Use a symlink + temp config for all CLI commands:
# One-time setup (persists until reboot)
ln -sfn /Users/adebert/h/lex-fmt/lex/tree-sitter /tmp/tree-sitter-lex
echo '{"parser-directories":["/tmp"]}' > /tmp/ts-config.json
Then all tree-sitter commands use --config-path /tmp/ts-config.json. Always run from the tree-sitter/ directory:
cd /Users/adebert/h/lex-fmt/lex/tree-sitter
npx tree-sitter parse ../comms/specs/benchmark/010-kitchensink.lex
No config needed — parse uses the local grammar directly.
npx tree-sitter query queries/highlights.scm ../path/to/file.lex \
--config-path /tmp/ts-config.json --captures
This shows every capture with its pattern number, scope name, position, and matched text. Use this to verify which scope wins when multiple patterns match.
npx tree-sitter highlight --config-path /tmp/ts-config.json ../path/to/file.lex
Shows the file with ANSI colors applied by the highlight queries.
npx tree-sitter test
Runs all corpus tests in test/corpus/*.txt. No config needed.
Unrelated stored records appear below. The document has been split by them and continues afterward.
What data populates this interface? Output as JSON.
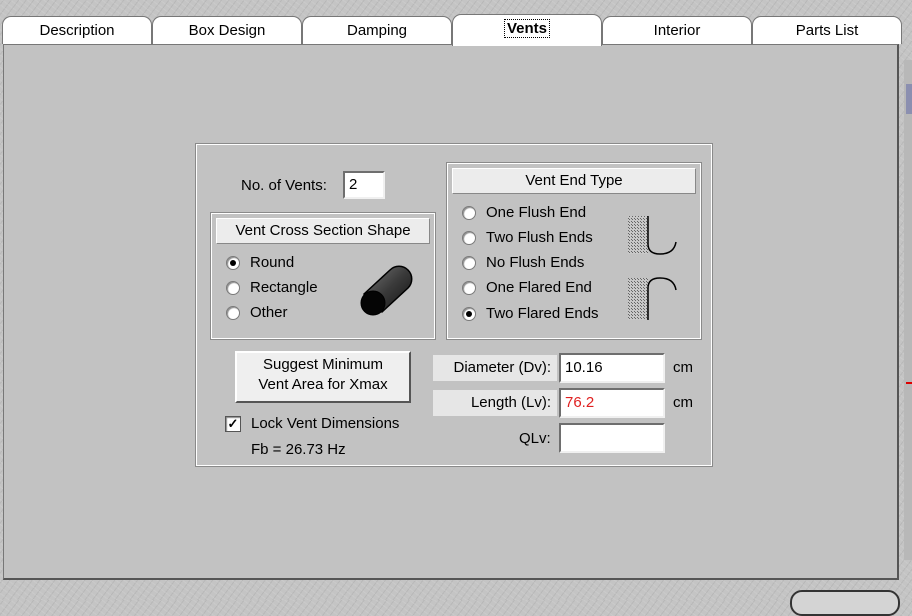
{
  "tabs": [
    {
      "label": "Description",
      "active": false
    },
    {
      "label": "Box Design",
      "active": false
    },
    {
      "label": "Damping",
      "active": false
    },
    {
      "label": "Vents",
      "active": true
    },
    {
      "label": "Interior",
      "active": false
    },
    {
      "label": "Parts List",
      "active": false
    }
  ],
  "vents": {
    "count_label": "No. of Vents:",
    "count_value": "2",
    "cross_section": {
      "title": "Vent Cross Section Shape",
      "options": [
        "Round",
        "Rectangle",
        "Other"
      ],
      "selected": "Round"
    },
    "end_type": {
      "title": "Vent End Type",
      "options": [
        "One Flush End",
        "Two Flush Ends",
        "No Flush Ends",
        "One Flared End",
        "Two Flared Ends"
      ],
      "selected": "Two Flared Ends"
    },
    "suggest_button": {
      "line1": "Suggest Minimum",
      "line2": "Vent Area for Xmax"
    },
    "lock_label": "Lock Vent Dimensions",
    "lock_checked": true,
    "fb_text": "Fb = 26.73 Hz",
    "diameter": {
      "label": "Diameter (Dv):",
      "value": "10.16",
      "unit": "cm"
    },
    "length": {
      "label": "Length (Lv):",
      "value": "76.2",
      "unit": "cm",
      "value_color": "#e02020"
    },
    "qlv": {
      "label": "QLv:",
      "value": ""
    }
  }
}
bash scripts/error-check.sh ../comms/specs/benchmark/010-kitchensink.lex
# or check all fixtures:
bash scripts/error-check.sh
Validates no ERROR nodes in the CST.
bash scripts/parity-check.sh ../path/to/file.lex --verbose
This is the core verification workflow. Both commands should be run from the repo root (/Users/adebert/h/lex-fmt/lex).
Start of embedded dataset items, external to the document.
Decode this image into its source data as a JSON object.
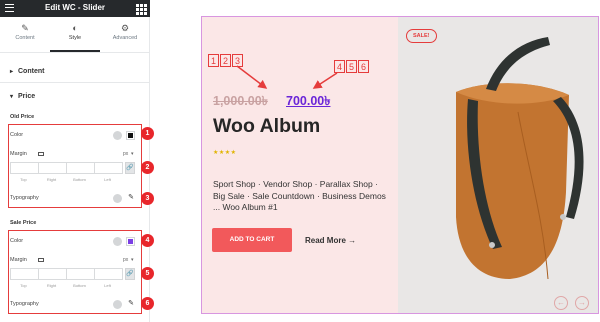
{
  "panel": {
    "title": "Edit WC - Slider",
    "tabs": [
      {
        "label": "Content",
        "icon": "pencil-icon"
      },
      {
        "label": "Style",
        "icon": "half-circle-icon"
      },
      {
        "label": "Advanced",
        "icon": "gear-icon"
      }
    ],
    "sections": {
      "content": "Content",
      "price": "Price"
    },
    "old_price": {
      "heading": "Old Price",
      "color_label": "Color",
      "color_value": "#111111",
      "margin_label": "Margin",
      "unit": "px",
      "sub_labels": [
        "Top",
        "Right",
        "Bottom",
        "Left"
      ],
      "typography_label": "Typography"
    },
    "sale_price": {
      "heading": "Sale Price",
      "color_label": "Color",
      "color_value": "#7b3fe4",
      "margin_label": "Margin",
      "unit": "px",
      "sub_labels": [
        "Top",
        "Right",
        "Bottom",
        "Left"
      ],
      "typography_label": "Typography"
    },
    "badges": [
      "1",
      "2",
      "3",
      "4",
      "5",
      "6"
    ]
  },
  "preview": {
    "old_price": "1,000.00৳",
    "sale_price": "700.00৳",
    "old_markers": [
      "1",
      "2",
      "3"
    ],
    "sale_markers": [
      "4",
      "5",
      "6"
    ],
    "title": "Woo Album",
    "stars": "★★★★",
    "description": "Sport Shop · Vendor Shop · Parallax Shop · Big Sale · Sale Countdown · Business Demos ... Woo Album #1",
    "cart_button": "ADD TO CART",
    "read_more": "Read More",
    "sale_badge": "SALE!",
    "colors": {
      "accent": "#f2595b",
      "sale_price": "#6a25d8",
      "annotation": "#e53c3c"
    }
  }
}
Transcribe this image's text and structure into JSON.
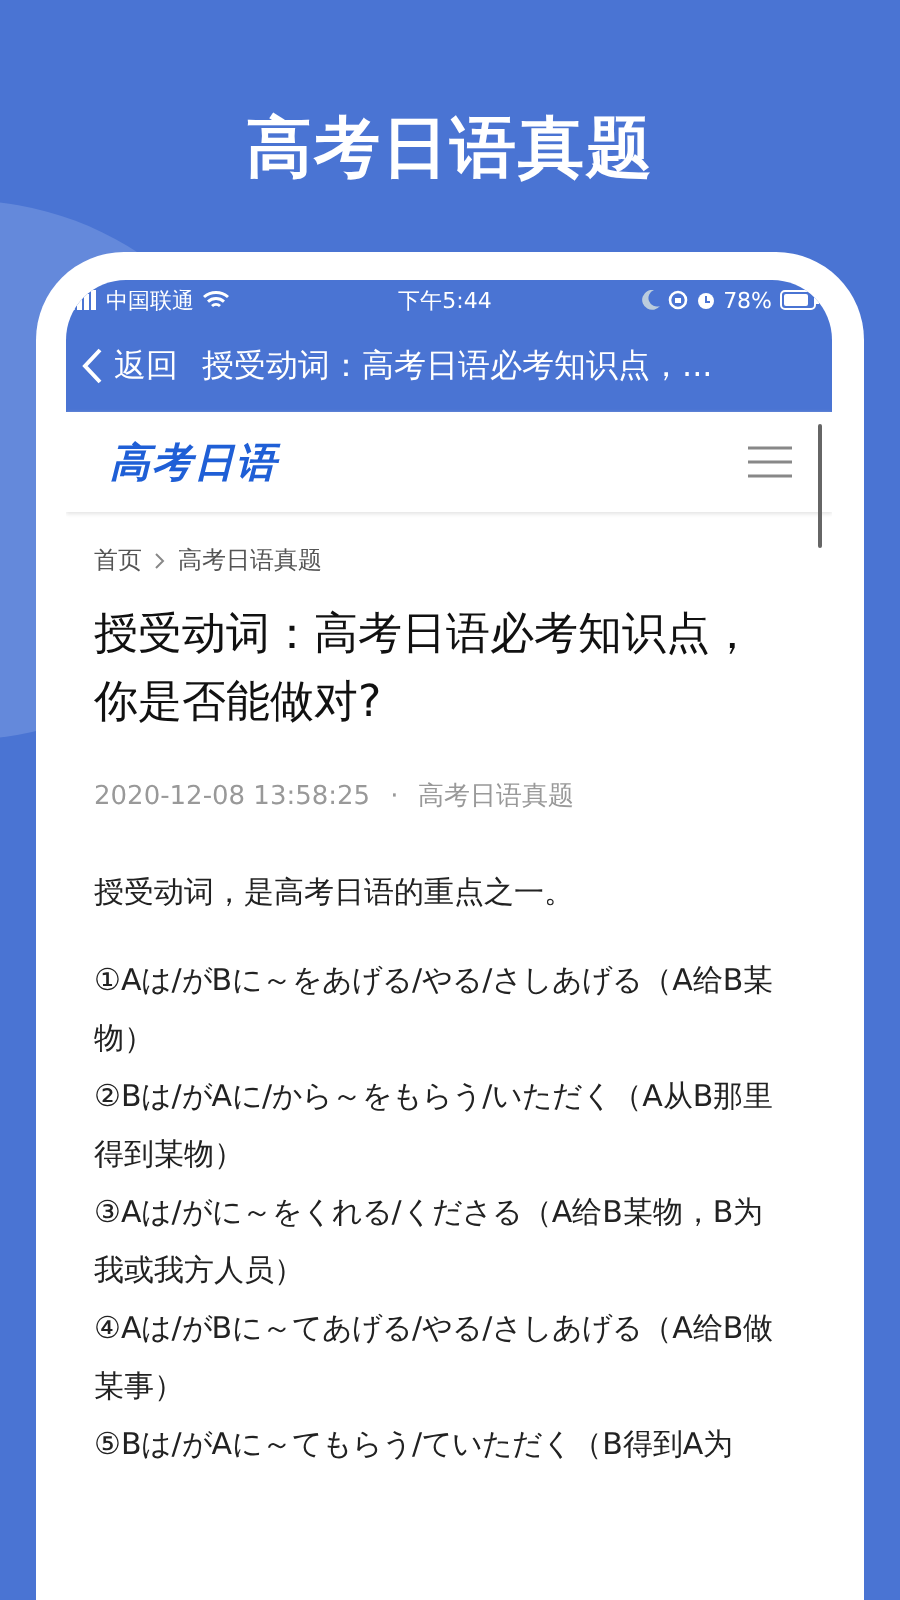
{
  "headline": "高考日语真题",
  "status_bar": {
    "carrier": "中国联通",
    "time": "下午5:44",
    "battery": "78%"
  },
  "nav": {
    "back": "返回",
    "title": "授受动词：高考日语必考知识点，..."
  },
  "site": {
    "logo": "高考日语"
  },
  "breadcrumb": [
    "首页",
    "高考日语真题"
  ],
  "article": {
    "title": "授受动词：高考日语必考知识点，你是否能做对?",
    "date": "2020-12-08 13:58:25",
    "separator": "·",
    "category": "高考日语真题",
    "intro": "授受动词，是高考日语的重点之一。",
    "items": [
      "①Aは/がBに～をあげる/やる/さしあげる（A给B某物）",
      "②Bは/がAに/から～をもらう/いただく（A从B那里得到某物）",
      "③Aは/がに～をくれる/くださる（A给B某物，B为我或我方人员）",
      "④Aは/がBに～てあげる/やる/さしあげる（A给B做某事）",
      "⑤Bは/がAに～てもらう/ていただく（B得到A为"
    ]
  }
}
cargo run -q -p lex-cli -- inspect comms/specs/benchmark/010-kitchensink.lex semantic-tokens
Output format: line:col-line:col TokenType "text"
cd tree-sitter
npx tree-sitter query queries/highlights.scm ../comms/specs/benchmark/010-kitchensink.lex \
--config-path /tmp/ts-config.json --captures
Output format: pattern: N, capture: N - scope.name, start: (row, col), end: (row, col), text: ...
Note: tree-sitter uses 0-based lines, LSP output uses 1-based lines.
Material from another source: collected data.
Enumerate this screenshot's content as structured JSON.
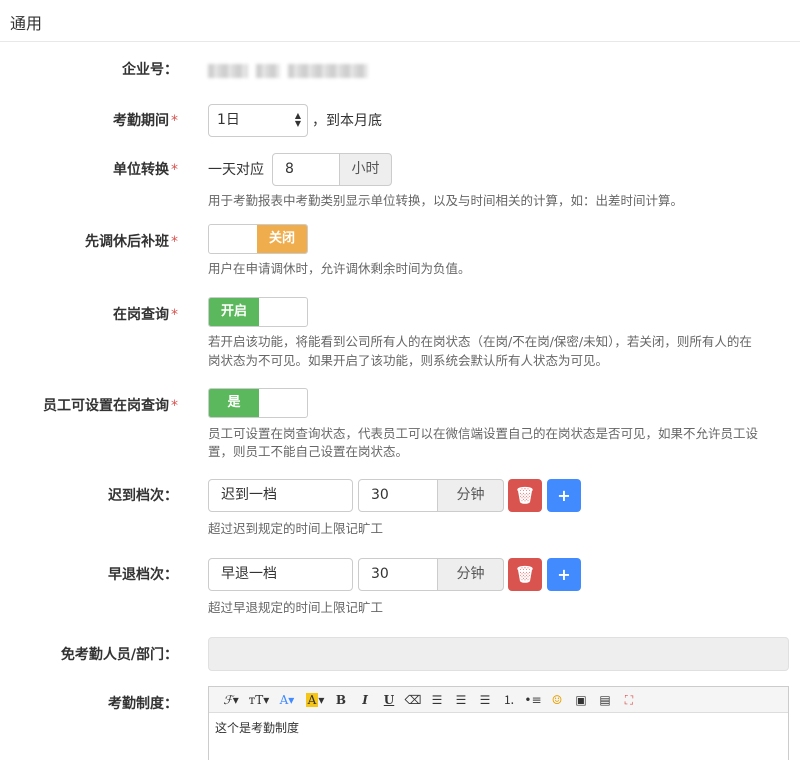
{
  "section": {
    "title": "通用"
  },
  "fields": {
    "company_id": {
      "label": "企业号："
    },
    "period": {
      "label": "考勤期间",
      "value": "1日",
      "suffix": "，到本月底"
    },
    "unit": {
      "label": "单位转换",
      "prefix": "一天对应",
      "value": "8",
      "addon": "小时",
      "hint": "用于考勤报表中考勤类别显示单位转换，以及与时间相关的计算，如：出差时间计算。"
    },
    "swap": {
      "label": "先调休后补班",
      "toggle": "关闭",
      "hint": "用户在申请调休时，允许调休剩余时间为负值。"
    },
    "presence": {
      "label": "在岗查询",
      "toggle": "开启",
      "hint1": "若开启该功能，将能看到公司所有人的在岗状态（在岗/不在岗/保密/未知），若关闭，则所有人的在",
      "hint2": "岗状态为不可见。如果开启了该功能，则系统会默认所有人状态为可见。"
    },
    "self_presence": {
      "label": "员工可设置在岗查询",
      "toggle": "是",
      "hint1": "员工可设置在岗查询状态，代表员工可以在微信端设置自己的在岗状态是否可见，如果不允许员工设",
      "hint2": "置，则员工不能自己设置在岗状态。"
    },
    "late": {
      "label": "迟到档次：",
      "name": "迟到一档",
      "minutes": "30",
      "unit": "分钟",
      "hint": "超过迟到规定的时间上限记旷工"
    },
    "early": {
      "label": "早退档次：",
      "name": "早退一档",
      "minutes": "30",
      "unit": "分钟",
      "hint": "超过早退规定的时间上限记旷工"
    },
    "exempt": {
      "label": "免考勤人员/部门："
    },
    "policy": {
      "label": "考勤制度：",
      "content": "这个是考勤制度"
    }
  },
  "required_mark": "*",
  "icons": {
    "delete": "trash-icon",
    "add": "plus-icon"
  },
  "colors": {
    "off": "#f0ad4e",
    "on": "#5cb85c",
    "delete": "#d9534f",
    "add": "#428bff",
    "required": "#d9534f"
  }
}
The canonical mapping from tree-sitter scopes to LSP token types:
| Tree-sitter scope | LSP token types |
|---|---|
markup.heading | SessionTitleText, SessionMarker |
variable.other.definition | DefinitionSubject |
markup.raw.block | VerbatimSubject, VerbatimLanguage, VerbatimAttribute |
markup.raw | VerbatimContent |
markup.bold | InlineStrong |
markup.italic | InlineEmphasis |
markup.raw.inline | InlineCode |
markup.math | InlineMath |
markup.link | Reference, ReferenceCitation, ReferenceFootnote |
markup.list | ListMarker, ListItemText |
punctuation.special | AnnotationLabel |
comment | AnnotationLabel, AnnotationParameter, AnnotationContent |
string.escape | (no LSP equivalent) |
This mapping is also defined in the VSCode integration test at:
/Users/adebert/h/lex-fmt/vscode/test/integration/treesitter_parity.test.ts
| What | Where |
|---|---|
| Grammar definition | tree-sitter/grammar.js |
| External scanner | tree-sitter/src/scanner.c |
| Highlight queries | tree-sitter/queries/highlights.scm |
| Corpus tests | tree-sitter/test/corpus/*.txt |
| Error-check script | tree-sitter/scripts/error-check.sh |
| Parity-check script | tree-sitter/scripts/parity-check.sh |
| Generated parser | tree-sitter/src/parser.c (do not edit) |
| Node types | tree-sitter/src/node-types.json (do not edit) |
| VSCode parity test | /Users/adebert/h/lex-fmt/vscode/test/integration/treesitter_parity.test.ts |
| LSP semantic tokens | crates/lex-analysis/src/semantic_tokens.rs |
| Kitchen-sink benchmark | comms/specs/benchmark/010-kitchensink.lex |
In tree-sitter queries, LATER patterns override earlier ones when multiple patterns match the same node. This means:
(annotation_marker) @punctuation.special)(verbatim_block (annotation_marker)) @markup.raw.block)The specific pattern wins because it appears later in the file.
These are grammar-level limitations tracked in GitHub issues:
list_item_line and annotation_inline_text are leaf nodes — inline formatting (*bold*, [ref], `code`) inside them is not parsed- Item is one markup.list span, 1. Title is one markup.heading spanAfter editing grammar.js:
npx tree-sitter generate
npx tree-sitter test
After editing src/scanner.c, just rebuild and test:
npx tree-sitter test